Um cidadão português de 30 anos de idade, casado e pai, residente em Zofingen na Suíça, pode vir a ser condenado a uma pena de 14 anos de cadeia por violação.

O caso por que está a ser julgado teve início em 2009. Em Novembro desse ano João B., à altura com 22 anos, terá violado brutalmente uma mulher de 52 anos, funcionária de uma estação de serviço, em Oftringen no cantão Argóvia. O homem estava mascarado e não foi reconhecido. Durante cinco anos o João viveu tranquilamente na região, em Zofingen sempre no cantão Argóvia, sem ser reconhecido, até que em 2014 violou uma vizinha de 37 anos de idade e foi desmascarado.

Foi o modo de actuação no segundo caso que levou à resolução dos dois. Em meados de Dezembro de 2014 a vizinha saía da lavandaria do prédio para o seu apartamento. Quando ali chegou foi recebida por um indivíduo mascarado que impunhava uma faca com 30cm de lâmina. Ele agarrou-a e forçou-a a ter relações sexuais. Acabado o acto ele deesapareceu. A vítima aproveitou o momento e ligou para a senhoria.

Atada com fita adesiva

Apenas fui informada desloquei-em de imediato para o apartamento da minha inquilina e, encontrei-a estendida no chão ensanguentada e com as mãos atadas com fita adesiva” disse na altura a senhoria, uma senhora de 60 anos.
Mesmo mascarado estava certa que era o João B. o violador. João vivia no último andar do velho prédio. “Eu ouvi a sua respiração nas escadas” lembra ainda a proprietária.
Chamada a polícia deteve de imediato o homem. Momentos depois encontraram as suas roupas manchadas de sangue, o rolo da fita adesiva e a faca ensanguentada num pequeno repostilho nas escadas.
Analisado o DNA resultou que era compativel com o DNA recolhido em Novembro de 2009 no corpo e nas unhas da primeira vítima, em Oftringen.

Durante cinco anos o violador viveu impune na região

Naquela altura, uma empregada de uma loja de uma estação de serviço tinha acabado o seu turno de trabalho e, quando estava já na sua viatura, foi ali atacada por um homem mascarado. Arrastada para uma casa de jardim ali perto, a vítima foi obrigada a sexo oral e vaginal. Terminado o acto o violador desapareceu sem que a polícia o prende-se. Durante cinco anos o homem viveu irreconhecido na região.

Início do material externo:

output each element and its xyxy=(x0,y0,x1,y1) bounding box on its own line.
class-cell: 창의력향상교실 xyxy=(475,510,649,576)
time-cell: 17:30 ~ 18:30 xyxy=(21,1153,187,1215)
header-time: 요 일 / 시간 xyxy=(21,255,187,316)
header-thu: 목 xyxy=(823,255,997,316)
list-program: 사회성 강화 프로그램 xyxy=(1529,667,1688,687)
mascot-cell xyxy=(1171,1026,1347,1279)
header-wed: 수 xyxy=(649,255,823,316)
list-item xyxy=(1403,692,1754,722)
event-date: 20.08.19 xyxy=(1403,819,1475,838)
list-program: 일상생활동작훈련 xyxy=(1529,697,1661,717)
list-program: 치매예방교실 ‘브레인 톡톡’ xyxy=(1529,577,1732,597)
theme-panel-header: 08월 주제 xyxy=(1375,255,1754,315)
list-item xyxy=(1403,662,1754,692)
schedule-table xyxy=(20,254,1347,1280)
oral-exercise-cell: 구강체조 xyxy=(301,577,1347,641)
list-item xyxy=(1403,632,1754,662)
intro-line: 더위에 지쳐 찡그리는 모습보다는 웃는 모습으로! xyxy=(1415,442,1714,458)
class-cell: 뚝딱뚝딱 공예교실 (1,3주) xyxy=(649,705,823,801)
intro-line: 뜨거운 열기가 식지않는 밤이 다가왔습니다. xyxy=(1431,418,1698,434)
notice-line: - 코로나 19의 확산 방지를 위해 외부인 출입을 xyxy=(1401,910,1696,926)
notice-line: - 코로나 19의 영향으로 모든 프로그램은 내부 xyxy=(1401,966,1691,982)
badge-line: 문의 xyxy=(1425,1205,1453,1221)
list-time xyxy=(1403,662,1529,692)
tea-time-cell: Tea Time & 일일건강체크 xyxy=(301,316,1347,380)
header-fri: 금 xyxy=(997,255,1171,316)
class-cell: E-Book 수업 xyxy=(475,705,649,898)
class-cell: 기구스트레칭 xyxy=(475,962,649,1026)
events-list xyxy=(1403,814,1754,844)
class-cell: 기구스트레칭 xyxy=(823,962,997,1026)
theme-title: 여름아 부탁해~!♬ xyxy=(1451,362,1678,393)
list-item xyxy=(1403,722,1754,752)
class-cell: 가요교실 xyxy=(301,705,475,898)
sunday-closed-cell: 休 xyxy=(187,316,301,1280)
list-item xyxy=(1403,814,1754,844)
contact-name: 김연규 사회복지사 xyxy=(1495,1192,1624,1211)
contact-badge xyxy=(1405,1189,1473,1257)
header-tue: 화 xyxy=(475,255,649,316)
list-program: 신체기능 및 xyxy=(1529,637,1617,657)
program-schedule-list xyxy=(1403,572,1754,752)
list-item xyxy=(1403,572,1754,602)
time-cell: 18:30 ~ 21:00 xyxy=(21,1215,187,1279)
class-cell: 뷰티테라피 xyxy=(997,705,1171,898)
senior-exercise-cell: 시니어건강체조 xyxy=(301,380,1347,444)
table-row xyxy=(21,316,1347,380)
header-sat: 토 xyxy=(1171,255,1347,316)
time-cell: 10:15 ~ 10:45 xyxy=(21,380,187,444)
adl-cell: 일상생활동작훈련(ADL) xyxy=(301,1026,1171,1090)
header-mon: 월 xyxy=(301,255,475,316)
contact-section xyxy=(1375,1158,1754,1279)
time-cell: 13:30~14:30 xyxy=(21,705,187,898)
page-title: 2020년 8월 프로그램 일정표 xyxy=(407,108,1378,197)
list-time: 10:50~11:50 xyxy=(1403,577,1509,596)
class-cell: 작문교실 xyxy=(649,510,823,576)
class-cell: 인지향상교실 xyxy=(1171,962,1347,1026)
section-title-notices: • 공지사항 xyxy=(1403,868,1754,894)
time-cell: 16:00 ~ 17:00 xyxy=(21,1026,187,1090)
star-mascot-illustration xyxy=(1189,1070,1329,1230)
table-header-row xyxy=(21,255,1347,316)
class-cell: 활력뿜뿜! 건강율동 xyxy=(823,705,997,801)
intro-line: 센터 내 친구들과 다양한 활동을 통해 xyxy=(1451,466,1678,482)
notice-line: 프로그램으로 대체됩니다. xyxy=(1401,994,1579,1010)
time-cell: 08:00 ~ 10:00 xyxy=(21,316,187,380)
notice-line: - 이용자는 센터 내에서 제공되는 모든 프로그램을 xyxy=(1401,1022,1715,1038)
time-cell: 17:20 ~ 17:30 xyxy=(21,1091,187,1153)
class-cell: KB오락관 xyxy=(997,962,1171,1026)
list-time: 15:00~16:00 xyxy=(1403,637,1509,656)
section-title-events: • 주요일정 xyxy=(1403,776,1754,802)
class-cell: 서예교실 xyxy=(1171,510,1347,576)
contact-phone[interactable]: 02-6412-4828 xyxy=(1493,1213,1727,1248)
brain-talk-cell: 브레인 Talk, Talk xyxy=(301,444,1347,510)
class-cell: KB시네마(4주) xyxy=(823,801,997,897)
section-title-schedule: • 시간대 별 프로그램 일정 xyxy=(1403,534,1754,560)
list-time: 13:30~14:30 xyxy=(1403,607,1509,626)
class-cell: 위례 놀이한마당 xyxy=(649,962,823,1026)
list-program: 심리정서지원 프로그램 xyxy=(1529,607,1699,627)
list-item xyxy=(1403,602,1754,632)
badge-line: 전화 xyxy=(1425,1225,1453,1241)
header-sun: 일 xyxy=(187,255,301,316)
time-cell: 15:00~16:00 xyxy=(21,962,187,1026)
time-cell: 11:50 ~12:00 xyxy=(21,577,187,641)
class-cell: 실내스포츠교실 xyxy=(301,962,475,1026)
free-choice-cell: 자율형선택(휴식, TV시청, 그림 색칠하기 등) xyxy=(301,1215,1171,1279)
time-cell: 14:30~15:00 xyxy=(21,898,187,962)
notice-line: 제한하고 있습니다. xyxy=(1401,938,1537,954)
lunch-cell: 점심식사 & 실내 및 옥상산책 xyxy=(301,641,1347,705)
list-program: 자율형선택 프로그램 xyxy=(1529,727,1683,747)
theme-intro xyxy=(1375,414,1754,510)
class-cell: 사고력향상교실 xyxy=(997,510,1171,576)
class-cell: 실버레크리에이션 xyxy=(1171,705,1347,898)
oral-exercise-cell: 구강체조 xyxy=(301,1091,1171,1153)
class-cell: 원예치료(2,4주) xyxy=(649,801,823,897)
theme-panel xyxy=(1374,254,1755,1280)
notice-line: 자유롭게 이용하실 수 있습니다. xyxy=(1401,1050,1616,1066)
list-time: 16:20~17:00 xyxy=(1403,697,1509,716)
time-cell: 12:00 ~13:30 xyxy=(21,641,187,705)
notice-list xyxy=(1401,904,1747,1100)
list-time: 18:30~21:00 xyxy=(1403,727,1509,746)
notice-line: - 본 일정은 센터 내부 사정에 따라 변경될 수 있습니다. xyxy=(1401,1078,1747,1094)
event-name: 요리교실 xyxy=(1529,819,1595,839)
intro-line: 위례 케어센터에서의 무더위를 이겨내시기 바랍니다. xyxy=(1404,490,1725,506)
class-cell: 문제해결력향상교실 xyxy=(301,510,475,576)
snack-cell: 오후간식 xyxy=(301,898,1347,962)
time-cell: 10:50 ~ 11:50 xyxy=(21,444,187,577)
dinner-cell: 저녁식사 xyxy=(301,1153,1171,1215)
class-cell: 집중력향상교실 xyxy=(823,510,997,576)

O processo teve início na passada Quinta-feira (14.09.2017). No que diz respeito ao primeiro caso, João diz que nunca esteve naquele posto de gasolina. Para o segundo caso ele alegou que “Eu só queria assustá-la” já que tinha ouvido dizer que a vizinha falava mal dele para a senhoria “João discutia muitas vezes com a esposa e a vizinha tinha oferecido ajuda” segundo a proprietária do imóvel. Mas segundo João a vizinha à muito que queria ter relações sexuais com ele.

As vítimas continuam traumatizadas

As vítimas foram ouvidas pelo juíz na ausência do João. Estão ainda hoje muito traumatizadas. “O agressor deve ser punido” diz a primeira vítima.

O procurador público pediu uma pena de 14 anos e três meses de cadeia. O advogado de defesa pediu a absolvição. A sentença será lida no próximo dia 28 de Setembro.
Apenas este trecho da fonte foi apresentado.